The US is doing away with the tariffs on Japanese aluminium used in Tesla’s battery cells

FILE PHOTO: A driver is able to charge the battery of a Tesla car, Tesla Super-charging station in a petrol station on the highway in Sailly-Flibeaucourt, France, on January 12, 2019. REUTERS/Pascal Rossignol

WASHINGTON (Reuters) – The U.S. Commerce Department has agreed to Model Inc. request for waiver of the 10 per cent import duty on imported aluminum from Japan, and is used in the production of cells in the battery pack in Tesla’s Nevada Gigafactory, government documents show.

The Palo Alto, Calif. – based company made the request in the documents in April, and told me that the aluminium will be manufactured by Nippon Light Metal Co.
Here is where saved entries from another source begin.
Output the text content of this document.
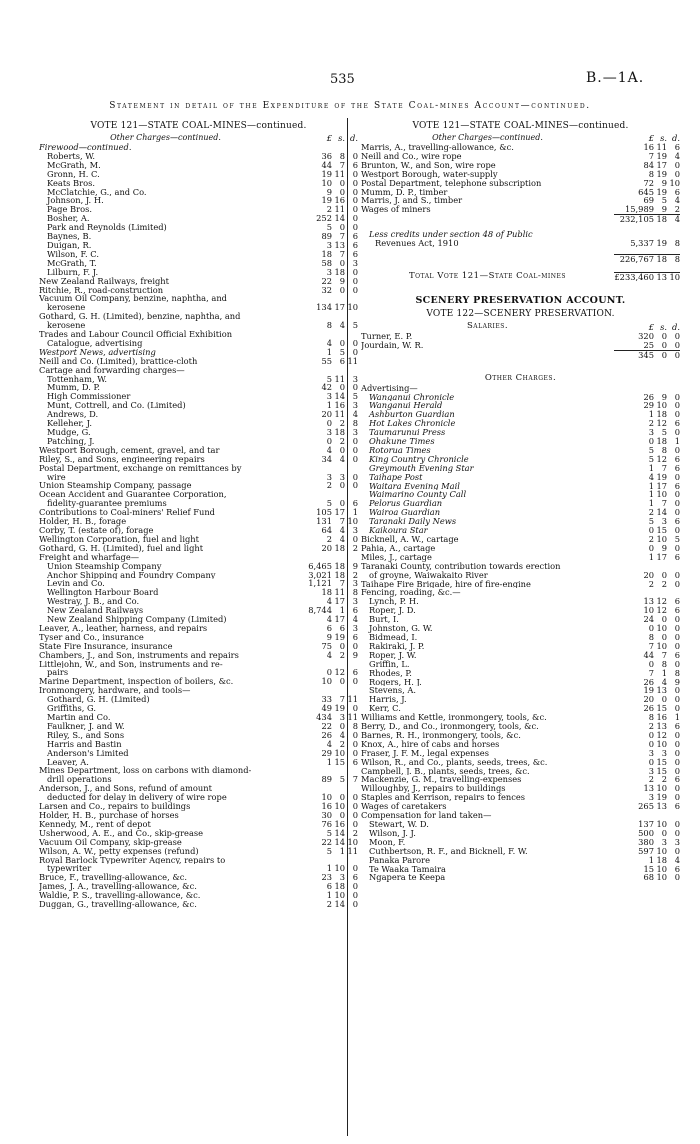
535	B.—1A.
Statement in detail of the Expenditure of the State Coal-mines Account—continued.
VOTE 121—STATE COAL-MINES—continued.
Other Charges—continued.	£ s. d.
Firewood—continued.
Roberts, W.	36 8 0
McGrath, M.	44 7 6
Gronn, H. C.	19 11 0
Keats Bros.	10 0 0
McClatchie, G., and Co.	9 0 0
Johnson, J. H.	19 16 0
Page Bros.	2 11 0
Bosher, A.	252 14 0
Park and Reynolds (Limited)	5 0 0
Baynes, B.	89 7 6
Duigan, R.	3 13 6
Wilson, F. C.	18 7 6
McGrath, T.	58 0 3
Lilburn, F. J.	3 18 0
New Zealand Railways, freight	22 9 0
Ritchie, R., road-construction	32 0 0
Vacuum Oil Company, benzine, naphtha, and
kerosene	134 17 10
Gothard, G. H. (Limited), benzine, naphtha, and
kerosene	8 4 5
Trades and Labour Council Official Exhibition
Catalogue, advertising	4 0 0
Westport News, advertising	1 5 0
Neill and Co. (Limited), brattice-cloth	55 6 11
Cartage and forwarding charges—
Tottenham, W.	5 11 3
Mumm, D. P.	42 0 0
High Commissioner	3 14 5
Munt, Cottrell, and Co. (Limited)	1 16 3
Andrews, D.	20 11 4
Kelleher, J.	0 2 8
Mudge, G.	3 18 3
Patching, J.	0 2 0
Westport Borough, cement, gravel, and tar	4 0 0
Riley, S., and Sons, engineering repairs	34 4 0
Postal Department, exchange on remittances by
wire	3 3 0
Union Steamship Company, passage	2 0 0
Ocean Accident and Guarantee Corporation,
fidelity-guarantee premiums	5 0 6
Contributions to Coal-miners' Relief Fund	105 17 1
Holder, H. B., forage	131 7 10
Corby, T. (estate of), forage	64 4 3
Wellington Corporation, fuel and light	2 4 0
Gothard, G. H. (Limited), fuel and light	20 18 2
Freight and wharfage—
Union Steamship Company	6,465 18 9
Anchor Shipping and Foundry Company	3,021 18 2
Levin and Co.	1,121 7 3
Wellington Harbour Board	18 11 8
Westray, J. B., and Co.	4 17 3
New Zealand Railways	8,744 1 6
New Zealand Shipping Company (Limited)	4 17 4
Leaver, A., leather, harness, and repairs	6 6 3
Tyser and Co., insurance	9 19 6
State Fire Insurance, insurance	75 0 0
Chambers, J., and Son, instruments and repairs	4 2 9
Littlejohn, W., and Son, instruments and re-
pairs	0 12 6
Marine Department, inspection of boilers, &c.	10 0 0
Ironmongery, hardware, and tools—
Gothard, G. H. (Limited)	33 7 11
Griffiths, G.	49 19 0
Martin and Co.	434 3 11
Faulkner, J. and W.	22 0 8
Riley, S., and Sons	26 4 0
Harris and Bastin	4 2 0
Anderson's Limited	29 10 0
Leaver, A.	1 15 6
Mines Department, loss on carbons with diamond-
drill operations	89 5 7
Anderson, J., and Sons, refund of amount
deducted for delay in delivery of wire rope	10 0 0
Larsen and Co., repairs to buildings	16 10 0
Holder, H. B., purchase of horses	30 0 0
Kennedy, M., rent of depot	76 16 0
Usherwood, A. E., and Co., skip-grease	5 14 2
Vacuum Oil Company, skip-grease	22 14 10
Wilson, A. W., petty expenses (refund)	5 1 11
Royal Barlock Typewriter Agency, repairs to
typewriter	1 10 0
Bruce, F., travelling-allowance, &c.	23 3 6
James, J. A., travelling-allowance, &c.	6 18 0
Waldie, P. S., travelling-allowance, &c.	1 10 0
Duggan, G., travelling-allowance, &c.	2 14 0
VOTE 121—STATE COAL-MINES—continued.
Other Charges—continued.	£ s. d.
Marris, A., travelling-allowance, &c.	16 11 6
Neill and Co., wire rope	7 19 4
Brunton, W., and Son, wire rope	84 17 0
Westport Borough, water-supply	8 19 0
Postal Department, telephone subscription	72 9 10
Mumm, D. P., timber	645 19 6
Marris, J. and S., timber	69 5 4
Wages of miners	15,989 9 2
232,105 18 4
Less credits under section 48 of Public
Revenues Act, 1910	5,337 19 8
226,767 18 8
Total Vote 121—State Coal-mines	£233,460 13 10
SCENERY PRESERVATION ACCOUNT.
VOTE 122—SCENERY PRESERVATION.
Salaries.	£ s. d.
Turner, E. P.	320 0 0
Jourdain, W. R.	25 0 0
345 0 0
Other Charges.
Advertising—
Wanganui Chronicle	26 9 0
Wanganui Herald	29 10 0
Ashburton Guardian	1 18 0
Hot Lakes Chronicle	2 12 6
Taumarunui Press	3 5 0
Ohakune Times	0 18 1
Rotorua Times	5 8 0
King Country Chronicle	5 12 6
Greymouth Evening Star	1 7 6
Taihape Post	4 19 0
Waitara Evening Mail	1 17 6
Waimarino County Call	1 10 0
Pelorus Guardian	1 7 0
Wairoa Guardian	2 14 0
Taranaki Daily News	5 3 6
Kaikoura Star	0 15 0
Bicknell, A. W., cartage	2 10 5
Pahia, A., cartage	0 9 0
Miles, J., cartage	1 17 6
Taranaki County, contribution towards erection
of groyne, Waiwakaito River	20 0 0
Taihape Fire Brigade, hire of fire-engine	2 2 0
Fencing, roading, &c.—
Lynch, P. H.	13 12 6
Roper, J. D.	10 12 6
Burt, I.	24 0 0
Johnston, G. W.	0 10 0
Bidmead, I.	8 0 0
Rakiraki, J. P.	7 10 0
Roper, J. W.	44 7 6
Griffin, L.	0 8 0
Rhodes, P.	7 1 8
Rogers, H. J.	26 4 9
Stevens, A.	19 13 0
Harris, J.	20 0 0
Kerr, C.	26 15 0
Williams and Kettle, ironmongery, tools, &c.	8 16 1
Berry, D., and Co., ironmongery, tools, &c.	2 13 6
Barnes, R. H., ironmongery, tools, &c.	0 12 0
Knox, A., hire of cabs and horses	0 10 0
Fraser, J. F. M., legal expenses	3 3 0
Wilson, R., and Co., plants, seeds, trees, &c.	0 15 0
Campbell, J. B., plants, seeds, trees, &c.	3 15 0
Mackenzie, G. M., travelling-expenses	2 2 6
Willoughby, J., repairs to buildings	13 10 0
Staples and Kerrison, repairs to fences	3 19 0
Wages of caretakers	265 13 6
Compensation for land taken—
Stewart, W. D.	137 10 0
Wilson, J. J.	500 0 0
Moon, F.	380 3 3
Cuthbertson, R. F., and Bicknell, F. W.	597 10 0
Panaka Parore	1 18 4
Te Waaka Tamaira	15 10 6
Ngapera te Keepa	68 10 0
Ltd., is looking for a rate to be eligible for a 10,000-tonne-per-year.

The Ministry of Commerce said in a document dated the 5th of June and placed on the website of the government in the past few days, and that aluminum is not produced in the United States in sufficient and reasonably available amount or of a satisfactory quality.” The permit is good for one year. Tesla did not immediately reply.

The battery cells are mounted in packages, which are the source of power for the Tesla Model 3 vehicle, with the storage of energy products, Tesla said in its petition. “Tesla is the only manufacturer of these types of batteries, as well as the planned production of the batteries will increase exponentially over the next few years,” at the request of the company, it said.
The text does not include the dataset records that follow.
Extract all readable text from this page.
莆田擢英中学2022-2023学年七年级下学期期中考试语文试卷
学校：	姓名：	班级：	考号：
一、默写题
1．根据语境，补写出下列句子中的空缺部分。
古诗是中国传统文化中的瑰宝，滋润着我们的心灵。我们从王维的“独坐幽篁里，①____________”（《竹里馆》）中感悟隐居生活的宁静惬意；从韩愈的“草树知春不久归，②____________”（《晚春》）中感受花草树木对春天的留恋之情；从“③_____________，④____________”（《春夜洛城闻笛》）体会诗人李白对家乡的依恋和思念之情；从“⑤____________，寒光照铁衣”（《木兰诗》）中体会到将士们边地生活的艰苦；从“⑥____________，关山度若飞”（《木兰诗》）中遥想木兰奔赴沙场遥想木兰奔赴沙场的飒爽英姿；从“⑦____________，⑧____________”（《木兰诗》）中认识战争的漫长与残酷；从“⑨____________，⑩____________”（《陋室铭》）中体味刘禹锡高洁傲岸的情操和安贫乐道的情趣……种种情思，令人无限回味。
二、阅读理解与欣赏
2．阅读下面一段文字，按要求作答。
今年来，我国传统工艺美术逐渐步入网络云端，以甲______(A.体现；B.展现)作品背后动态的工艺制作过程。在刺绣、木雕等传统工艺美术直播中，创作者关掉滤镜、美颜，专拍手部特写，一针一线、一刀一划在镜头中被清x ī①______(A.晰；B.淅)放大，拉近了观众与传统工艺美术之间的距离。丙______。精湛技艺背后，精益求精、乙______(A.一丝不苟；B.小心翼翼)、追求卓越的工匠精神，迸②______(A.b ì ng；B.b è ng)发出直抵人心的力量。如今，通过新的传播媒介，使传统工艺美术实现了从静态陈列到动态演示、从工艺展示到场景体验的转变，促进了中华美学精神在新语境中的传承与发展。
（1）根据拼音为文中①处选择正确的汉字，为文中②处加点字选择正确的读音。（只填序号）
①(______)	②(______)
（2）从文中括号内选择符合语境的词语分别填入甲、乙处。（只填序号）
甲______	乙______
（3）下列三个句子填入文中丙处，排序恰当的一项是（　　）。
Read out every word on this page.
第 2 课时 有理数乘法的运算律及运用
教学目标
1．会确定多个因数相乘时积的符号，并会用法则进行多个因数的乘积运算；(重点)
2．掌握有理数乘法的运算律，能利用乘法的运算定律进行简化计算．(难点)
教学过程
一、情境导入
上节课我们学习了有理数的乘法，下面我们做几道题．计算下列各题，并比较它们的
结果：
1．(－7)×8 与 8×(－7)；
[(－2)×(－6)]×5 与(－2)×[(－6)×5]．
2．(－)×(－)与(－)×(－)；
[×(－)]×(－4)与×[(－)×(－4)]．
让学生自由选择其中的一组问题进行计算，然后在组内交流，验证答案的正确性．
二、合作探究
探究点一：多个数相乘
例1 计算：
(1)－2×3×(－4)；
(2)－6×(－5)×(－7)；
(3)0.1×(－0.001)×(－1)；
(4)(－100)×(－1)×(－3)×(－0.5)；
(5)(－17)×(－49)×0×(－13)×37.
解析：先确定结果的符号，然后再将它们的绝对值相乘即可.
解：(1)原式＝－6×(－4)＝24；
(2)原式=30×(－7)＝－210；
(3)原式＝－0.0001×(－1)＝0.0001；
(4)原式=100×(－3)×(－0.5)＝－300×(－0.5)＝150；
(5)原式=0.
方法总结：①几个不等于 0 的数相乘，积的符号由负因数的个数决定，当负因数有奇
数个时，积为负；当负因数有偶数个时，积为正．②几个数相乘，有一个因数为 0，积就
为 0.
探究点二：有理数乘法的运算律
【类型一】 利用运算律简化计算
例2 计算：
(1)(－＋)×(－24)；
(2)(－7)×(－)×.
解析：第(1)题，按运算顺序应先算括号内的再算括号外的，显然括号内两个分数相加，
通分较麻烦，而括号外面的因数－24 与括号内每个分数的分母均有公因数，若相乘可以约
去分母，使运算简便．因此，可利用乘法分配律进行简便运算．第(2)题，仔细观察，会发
His request for the exclusion of specified a different width, and the thickness of the aluminum plate. Tesla said that the AMERICAN manufacturers may not be able to “meet in the alloy composition or the thickness requirements in. Domestic producers will not be able to meet the annual volume requirement.”

There has been no objection filed to his application.

Tesla previously been sought for another, the rate of waivers of the u.s. Trade Representative Office of China-made parts, including the Model 3, the on-board computer of the vehicle, and the auto-pilot, “brains”, which are to be rejected.